There has been some success in solving continuous action problems in simulation using RL, but these algorithms still don’t seem to work too well in the real world environment. One of the reasons is due to the fact that there is very limited scope of exploration on real robotic agents since there is a chance of hardware damage once it is left to explore and such events can results in loss of monetary and technical resources. There have been efforts to mitigate this problem by the use of transfer learning to transfer optimal policies learned in simulation to the real world. While significant progress has been made to improve learning in a single task, the idea of transfer learning has recently been applied to reinforcement learning tasks.

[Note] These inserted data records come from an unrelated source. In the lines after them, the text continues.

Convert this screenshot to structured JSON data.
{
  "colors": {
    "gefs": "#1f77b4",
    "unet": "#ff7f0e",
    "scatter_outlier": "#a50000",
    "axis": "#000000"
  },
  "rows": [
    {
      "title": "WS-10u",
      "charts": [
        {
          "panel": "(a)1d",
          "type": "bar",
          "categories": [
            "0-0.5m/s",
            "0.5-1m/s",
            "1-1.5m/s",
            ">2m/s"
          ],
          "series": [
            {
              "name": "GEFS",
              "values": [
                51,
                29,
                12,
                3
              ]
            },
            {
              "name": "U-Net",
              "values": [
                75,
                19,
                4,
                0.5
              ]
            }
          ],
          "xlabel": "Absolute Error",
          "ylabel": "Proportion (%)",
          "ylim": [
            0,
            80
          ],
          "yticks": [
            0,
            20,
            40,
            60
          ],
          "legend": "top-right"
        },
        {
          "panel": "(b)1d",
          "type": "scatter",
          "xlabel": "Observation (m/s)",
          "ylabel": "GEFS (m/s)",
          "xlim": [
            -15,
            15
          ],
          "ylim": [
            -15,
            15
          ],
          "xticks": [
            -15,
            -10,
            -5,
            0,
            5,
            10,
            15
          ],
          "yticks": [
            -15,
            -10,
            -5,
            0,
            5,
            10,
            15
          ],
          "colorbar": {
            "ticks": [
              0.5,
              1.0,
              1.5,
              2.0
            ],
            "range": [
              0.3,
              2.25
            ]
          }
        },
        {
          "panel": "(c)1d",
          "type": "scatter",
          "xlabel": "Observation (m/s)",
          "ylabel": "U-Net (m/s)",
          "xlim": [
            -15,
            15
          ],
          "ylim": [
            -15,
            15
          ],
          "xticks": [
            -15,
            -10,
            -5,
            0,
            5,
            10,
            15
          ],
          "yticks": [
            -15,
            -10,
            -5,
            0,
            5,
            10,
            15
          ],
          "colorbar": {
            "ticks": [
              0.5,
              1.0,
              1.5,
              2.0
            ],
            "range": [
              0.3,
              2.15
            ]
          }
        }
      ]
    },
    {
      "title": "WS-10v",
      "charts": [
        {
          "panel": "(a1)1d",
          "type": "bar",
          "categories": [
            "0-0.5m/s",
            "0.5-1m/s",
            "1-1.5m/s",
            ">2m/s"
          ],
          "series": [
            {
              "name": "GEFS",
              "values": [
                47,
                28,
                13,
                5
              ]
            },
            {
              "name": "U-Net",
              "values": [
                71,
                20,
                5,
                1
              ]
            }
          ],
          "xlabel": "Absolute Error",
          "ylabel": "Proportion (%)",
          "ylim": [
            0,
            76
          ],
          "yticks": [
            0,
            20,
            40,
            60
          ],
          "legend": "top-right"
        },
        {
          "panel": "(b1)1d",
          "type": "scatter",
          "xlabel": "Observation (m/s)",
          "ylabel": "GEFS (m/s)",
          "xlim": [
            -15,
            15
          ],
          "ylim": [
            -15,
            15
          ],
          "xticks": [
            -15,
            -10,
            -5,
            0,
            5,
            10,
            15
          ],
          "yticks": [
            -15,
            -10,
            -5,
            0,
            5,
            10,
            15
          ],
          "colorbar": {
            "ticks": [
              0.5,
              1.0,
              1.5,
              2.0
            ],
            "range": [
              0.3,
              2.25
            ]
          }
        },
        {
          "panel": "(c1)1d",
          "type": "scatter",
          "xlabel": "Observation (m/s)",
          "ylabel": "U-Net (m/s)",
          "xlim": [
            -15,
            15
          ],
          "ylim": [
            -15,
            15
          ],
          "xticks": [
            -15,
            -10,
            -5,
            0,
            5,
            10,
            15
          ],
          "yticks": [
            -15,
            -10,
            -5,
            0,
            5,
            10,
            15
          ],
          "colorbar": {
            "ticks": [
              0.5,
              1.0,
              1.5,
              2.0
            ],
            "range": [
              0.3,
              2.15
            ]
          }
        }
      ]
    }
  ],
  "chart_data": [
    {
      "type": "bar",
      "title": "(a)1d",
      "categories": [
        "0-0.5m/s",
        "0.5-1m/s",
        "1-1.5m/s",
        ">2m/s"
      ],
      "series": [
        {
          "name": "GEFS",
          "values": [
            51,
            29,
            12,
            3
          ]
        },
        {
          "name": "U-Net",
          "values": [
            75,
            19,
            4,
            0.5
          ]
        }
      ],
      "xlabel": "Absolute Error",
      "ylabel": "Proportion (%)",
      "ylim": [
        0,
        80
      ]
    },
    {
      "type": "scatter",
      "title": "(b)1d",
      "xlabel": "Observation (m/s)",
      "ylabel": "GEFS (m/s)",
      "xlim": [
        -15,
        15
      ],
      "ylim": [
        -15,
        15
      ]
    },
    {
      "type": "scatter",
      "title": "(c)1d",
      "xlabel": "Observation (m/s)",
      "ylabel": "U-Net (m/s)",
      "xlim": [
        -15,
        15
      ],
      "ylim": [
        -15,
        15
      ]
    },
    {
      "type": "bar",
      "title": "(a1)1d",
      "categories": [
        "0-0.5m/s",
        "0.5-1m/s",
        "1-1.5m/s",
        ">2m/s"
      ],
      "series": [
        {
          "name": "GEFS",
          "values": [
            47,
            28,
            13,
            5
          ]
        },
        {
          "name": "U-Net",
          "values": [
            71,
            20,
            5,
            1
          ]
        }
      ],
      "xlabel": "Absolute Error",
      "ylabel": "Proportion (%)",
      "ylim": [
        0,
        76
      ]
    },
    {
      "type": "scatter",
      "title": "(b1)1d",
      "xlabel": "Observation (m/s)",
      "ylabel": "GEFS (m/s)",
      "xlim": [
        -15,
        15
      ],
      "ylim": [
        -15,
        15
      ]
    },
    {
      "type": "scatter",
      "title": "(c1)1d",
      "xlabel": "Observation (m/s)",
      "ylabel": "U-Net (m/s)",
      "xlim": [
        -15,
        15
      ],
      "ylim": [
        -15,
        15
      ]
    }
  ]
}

Agents trained in simulation if directly run in real-world (target domain), are bound to be sub-optimal due to implementation gaps like variation in sensor-data between simulator and real-world, differences in the physical parameters of the environment & inaccurate dynamics of the vehicle. Agents that address and generalize well to these differences offer better performance in the target domain.

The idea of transferring an agent from the TORCS, a low-fidelity simulator to CARLA, a high-fidelity simulator, originates from the reasons discussed above. This implies that training an agent in TORCS and transferring it to CARLA is similar to the sim2real paradigm, in the sense that both the simulators have considerable differences in terms of virtual sensor implementations, physical parameters and vehicle dynamics. An agent trained in TORCS, when transferred to CARLA, if works well, would verify the usefulness of the training approach and would thus be helpful in quantifying its performance when used for then sim-to-real case.

This project required implementing input states taken by TORCS in CARLA. Upon direct transfer of a DDPG agent from TORCS, the agent fails to run in CARLA and immediately crashes into the siderail. We then xperimented with a Variational Autoencoder (VAE), Denoising Autoencoder (DAE) and $\beta$-VAE for learning a latent representation of the input states, we call this the representation block. The latent embedding obtained by after representation block is then feeded to the DDPG agent for training. Upon direct transfer of this agent to CARLA, we observe some minor improvements, as the agent is successfully able to take the first turn, but immediately crashes after that. After running several experiments, we observe that DAE works well for our case. Further improvements can be made predicting the turning radius, instead of steering angle, and using ackermann geometry to evaluate the steer angle. This would be helpful in our case, since we are operating on vehicles with different physical dimensions.